I should probably go to sleep. It's supposed to be another warm sunny day tomorrow and we have quite a bit to clean up. I think I'll actually take some chicken out of the freezer and cook it in the solar oven while I bundle the branches and twigs. Celebrate our new-found sun. Sounds like a plan. 

And, as a P.S. to this post, I'd love to add that Erica inherited her grandmother's and father's hardworking gene. She has also followed in her father's footsteps in the push mom (me) to do things she isn't particularly thrilled to do category. In this case, learn to knit. Although I have to admit I'm actually finding it kind of fun. Maybe there's something to be said for doing things outside your comfort zone, getting past the laziness barrier, continuing to learn. I am almost done with my very first project -- a super simple shawl. I'm really excited about it. You can read more about my progress on Erica's blog and on my other one. So my work is cut out for me over the next week. I need to finish my knit shawl and I need to help clear the yard.

Thursday, October 4, 2012

Tomato Scrap Sauce

Rick and I are dehydrating vegetables day in and day out now, like squirrels getting ready for winter. Canning, fermenting, and dehydrating all the fresh local vegetables so we can still eat "local and in season" until next season's crop rolls in. So far we've done tomatoes, eggplant, zucchini, carrots, celery, scallions, mushrooms, jalapenos, peaches, apples, and we're working on onions now. To be truthful, Rick has been doing the bulk of the work. Lucky for me, because cutting up onions is pretty brutal. I've gone in to help him several times and it sounded like we were having a good cry with lots of tears and sobbing sniffly noises. A friend came over last night and was very concerned until I explained I had been cutting onions. Lucky for us he loves onions because dinner was served with a fresh batch of onions going into the dehydrator!

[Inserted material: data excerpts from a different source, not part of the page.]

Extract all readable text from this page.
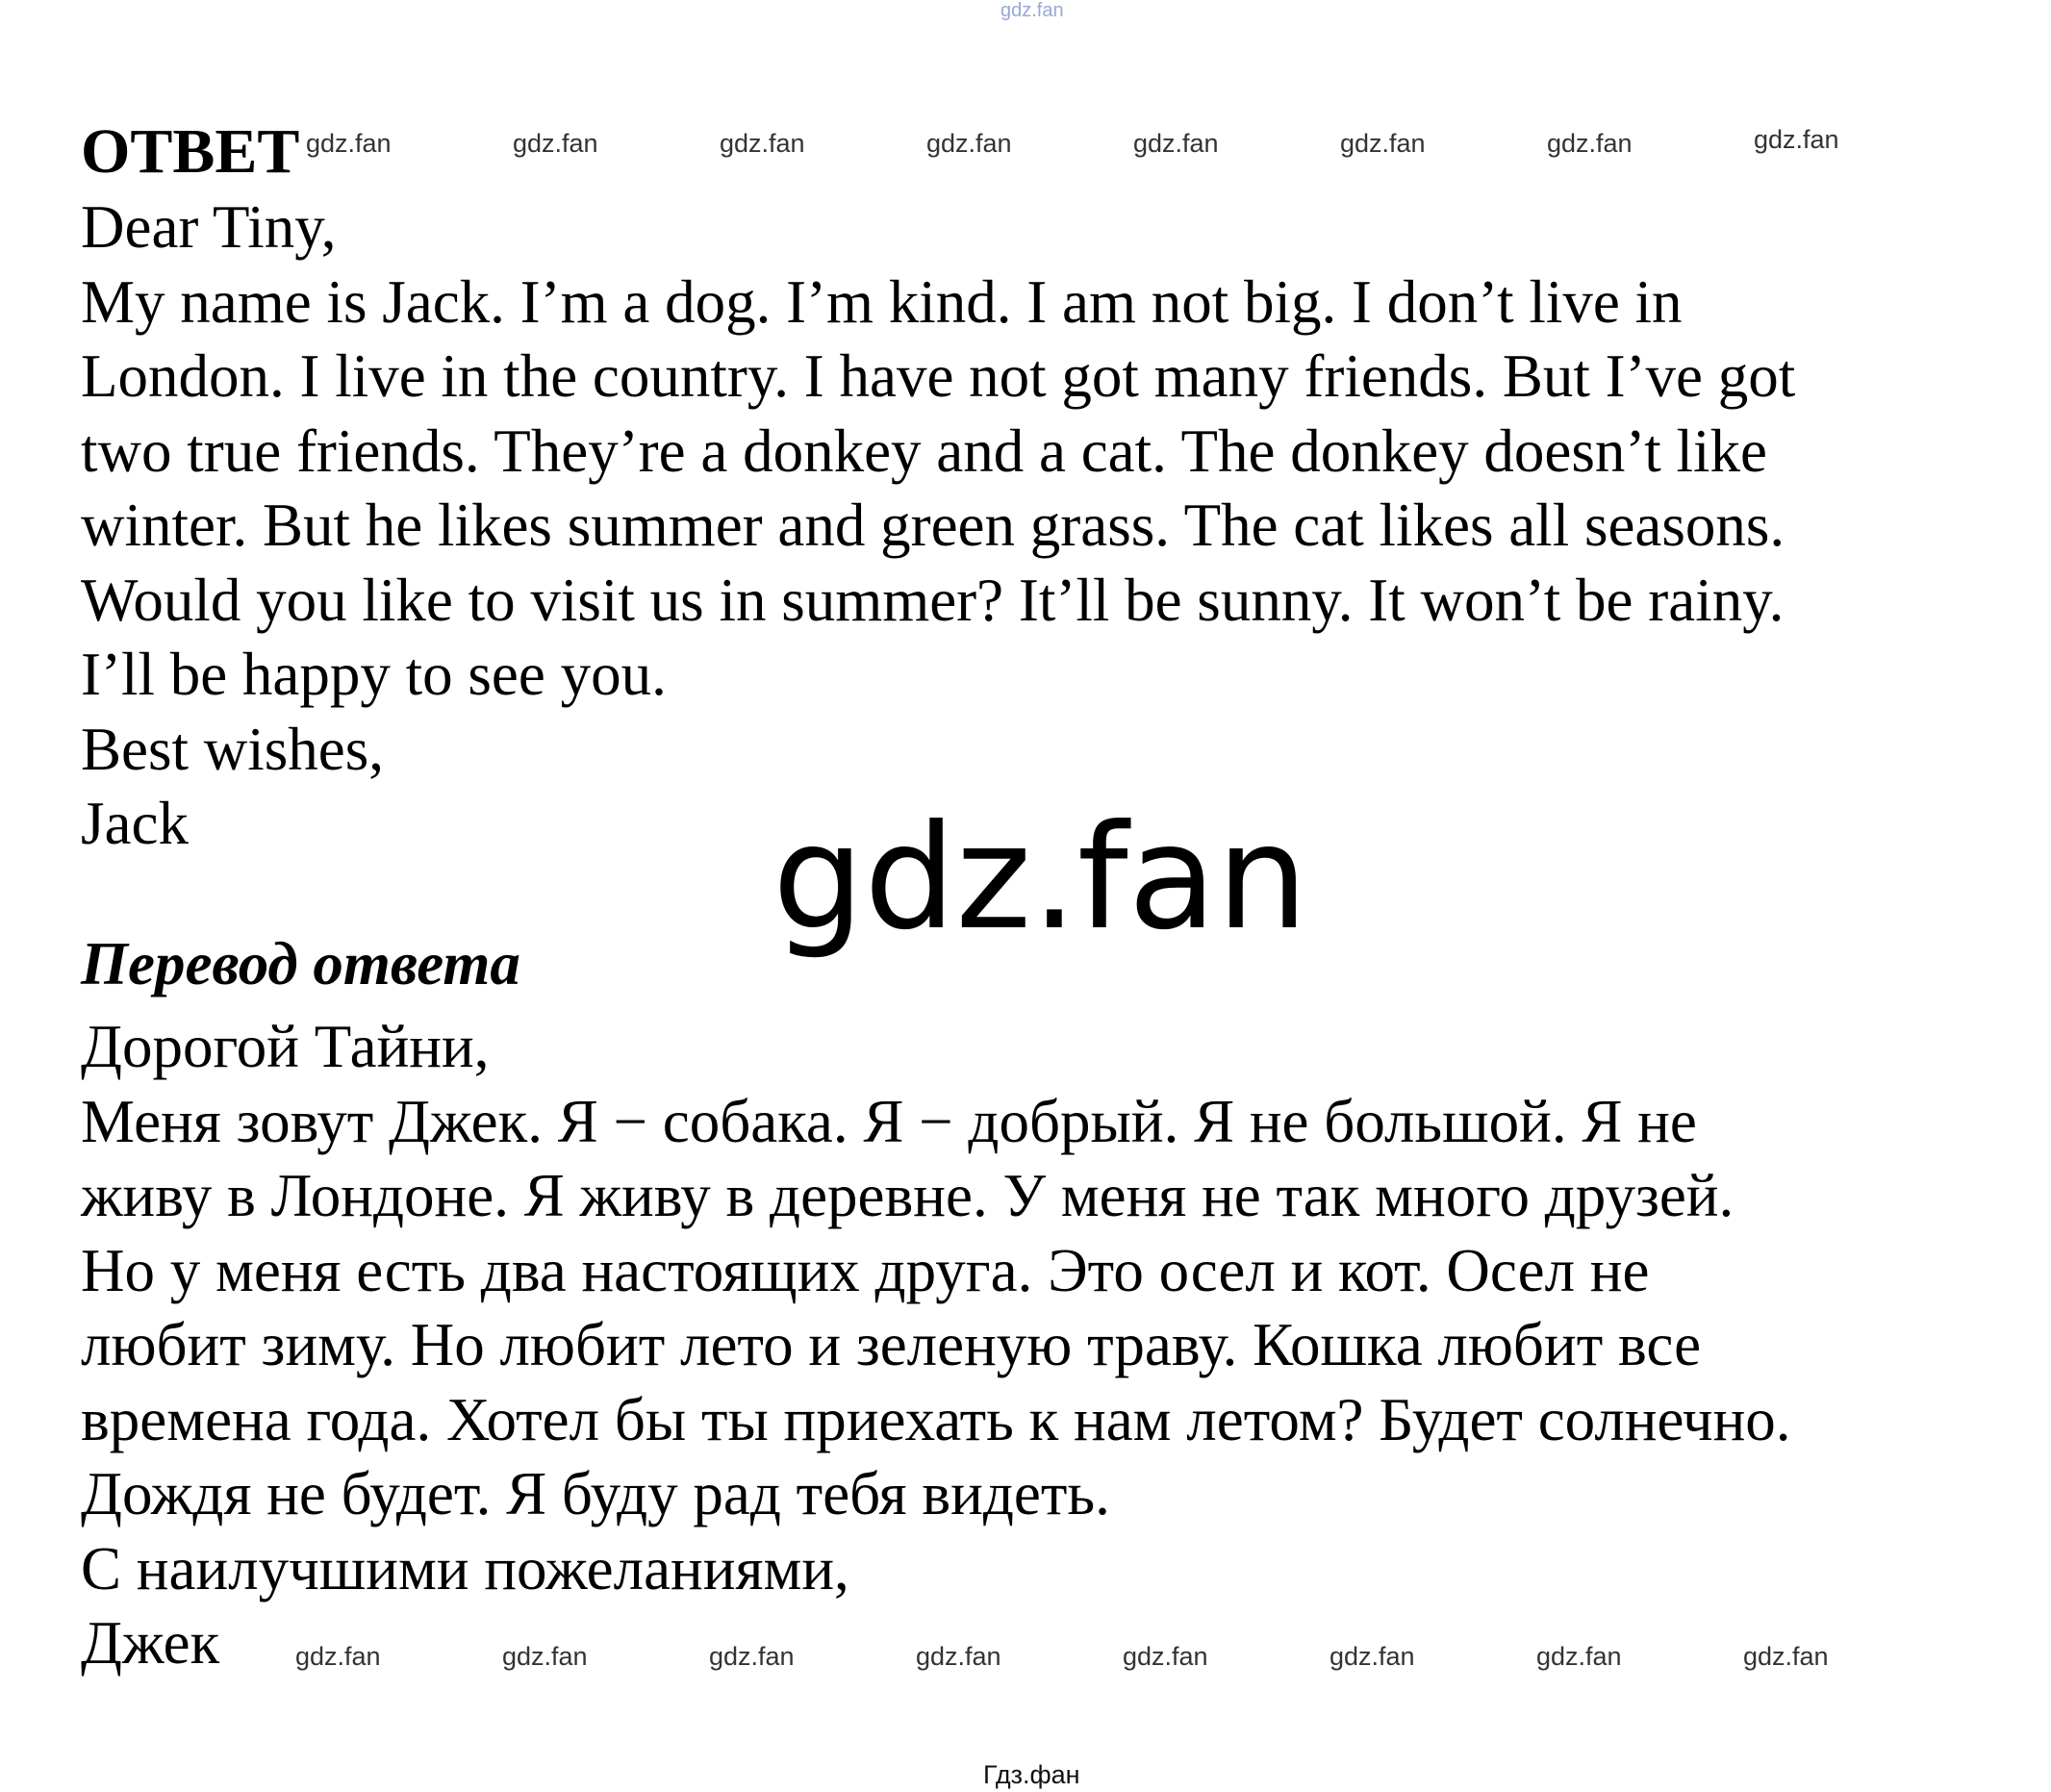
gdz.fan
gdz.fan	gdz.fan	gdz.fan	gdz.fan	gdz.fan	gdz.fan	gdz.fan	gdz.fan
ОТВЕТ
Dear Tiny,
My name is Jack. I’m a dog. I’m kind. I am not big. I don’t live in
London. I live in the country. I have not got many friends. But I’ve got
two true friends. They’re a donkey and a cat. The donkey doesn’t like
winter. But he likes summer and green grass. The cat likes all seasons.
Would you like to visit us in summer? It’ll be sunny. It won’t be rainy.
I’ll be happy to see you.
Best wishes,
Jack	gdz.fan
Перевод ответа
Дорогой Тайни,
Меня зовут Джек. Я − собака. Я − добрый. Я не большой. Я не
живу в Лондоне. Я живу в деревне. У меня не так много друзей.
Но у меня есть два настоящих друга. Это осел и кот. Осел не
любит зиму. Но любит лето и зеленую траву. Кошка любит все
времена года. Хотел бы ты приехать к нам летом? Будет солнечно.
Дождя не будет. Я буду рад тебя видеть.
С наилучшими пожеланиями,
Джек	gdz.fan	gdz.fan	gdz.fan	gdz.fan	gdz.fan	gdz.fan	gdz.fan	gdz.fan
Гдз.фан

We actually bought the onions from a farm booth up at the Hudson Valley Garlic Festival, where we've played for the past seven or eight years (along with seven more pounds of garlic to add to the five pounds Rick grew). We managed to snag the last 25 lb. bag the guy had. Our trip home from the festival was an amazing assortment of smells with onions, garlic, pesto, vinegar, pickles, chocolates, and cookies permeating the car.

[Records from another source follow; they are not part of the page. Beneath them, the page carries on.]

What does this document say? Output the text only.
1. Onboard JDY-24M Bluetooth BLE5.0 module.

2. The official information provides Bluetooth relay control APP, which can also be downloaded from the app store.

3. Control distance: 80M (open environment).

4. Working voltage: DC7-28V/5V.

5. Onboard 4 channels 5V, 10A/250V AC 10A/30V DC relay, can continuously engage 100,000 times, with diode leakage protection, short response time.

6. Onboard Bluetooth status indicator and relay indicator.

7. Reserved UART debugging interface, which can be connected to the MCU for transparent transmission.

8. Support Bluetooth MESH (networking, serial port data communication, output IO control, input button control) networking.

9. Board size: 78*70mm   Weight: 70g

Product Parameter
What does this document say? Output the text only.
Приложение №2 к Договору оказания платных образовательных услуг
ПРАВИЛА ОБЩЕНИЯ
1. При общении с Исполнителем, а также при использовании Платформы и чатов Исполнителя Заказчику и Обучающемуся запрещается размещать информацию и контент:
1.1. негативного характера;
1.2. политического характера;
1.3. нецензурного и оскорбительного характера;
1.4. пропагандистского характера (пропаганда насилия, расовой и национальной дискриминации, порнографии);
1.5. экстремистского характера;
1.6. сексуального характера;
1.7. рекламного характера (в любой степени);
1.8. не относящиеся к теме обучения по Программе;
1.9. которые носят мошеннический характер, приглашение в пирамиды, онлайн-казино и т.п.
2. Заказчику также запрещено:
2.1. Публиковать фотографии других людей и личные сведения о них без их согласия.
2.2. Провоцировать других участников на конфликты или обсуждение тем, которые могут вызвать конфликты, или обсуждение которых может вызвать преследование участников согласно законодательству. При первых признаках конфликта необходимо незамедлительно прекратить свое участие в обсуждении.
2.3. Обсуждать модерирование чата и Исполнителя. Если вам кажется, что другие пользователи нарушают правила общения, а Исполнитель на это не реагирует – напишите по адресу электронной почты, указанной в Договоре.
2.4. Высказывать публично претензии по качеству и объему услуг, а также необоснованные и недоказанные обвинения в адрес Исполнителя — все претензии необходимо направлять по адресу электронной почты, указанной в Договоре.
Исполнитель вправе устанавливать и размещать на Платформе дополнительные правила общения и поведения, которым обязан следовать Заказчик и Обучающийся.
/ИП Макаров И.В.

Tomato scraps with fresh herbs and garlic from the garden
Anyway, Rick's one handy guy to have around, always making bread, fermenting (sauerkraut, kim chi, cortido, kombucha, kefir, pickles . . .), working in the garden, raking leaves, making an awesome compost pile, and countless other chores to keep our little homestead running smoothly. Prior to the onion purchase I had bought sixty pounds of tomatoes from the farmstand a few miles down the road, plus we set aside another twenty pounds from our garden to dehydrate. When we cut the tomatoes up we saved the ends in a bowl, not wanting to waste them. But they started building up, little tiny scraps from either end of the Roma tomatoes we were using. Finally, on another rare sunny day that we were actually home, I decided to just throw them in the pot and with some fresh herbs from the garden and let them cook themselves into a nice fresh tomato sauce out in the solar oven. I didn't bother sautéing anything indoors to start—just threw some olive oil, minced onion, chopped garlic, and the herbs with a dash of salt and pepper into the pot and stuck it outside all day. Easy dinner. After I mixed it in with the (cooked) spaghetti—oops, that was cooked inside—I crumbled some feta cheese on the top and served it. So pretty and so delicious. 

As soon as the onions are done dehydrating—I think we have another four or five loads to get through—I need to dehydrate what's left of our oregano. I think we're done doing tomatoes for this year. All the basil was already dehydrated or is hanging in bunches in the kitchen. After that, well, probably more apples.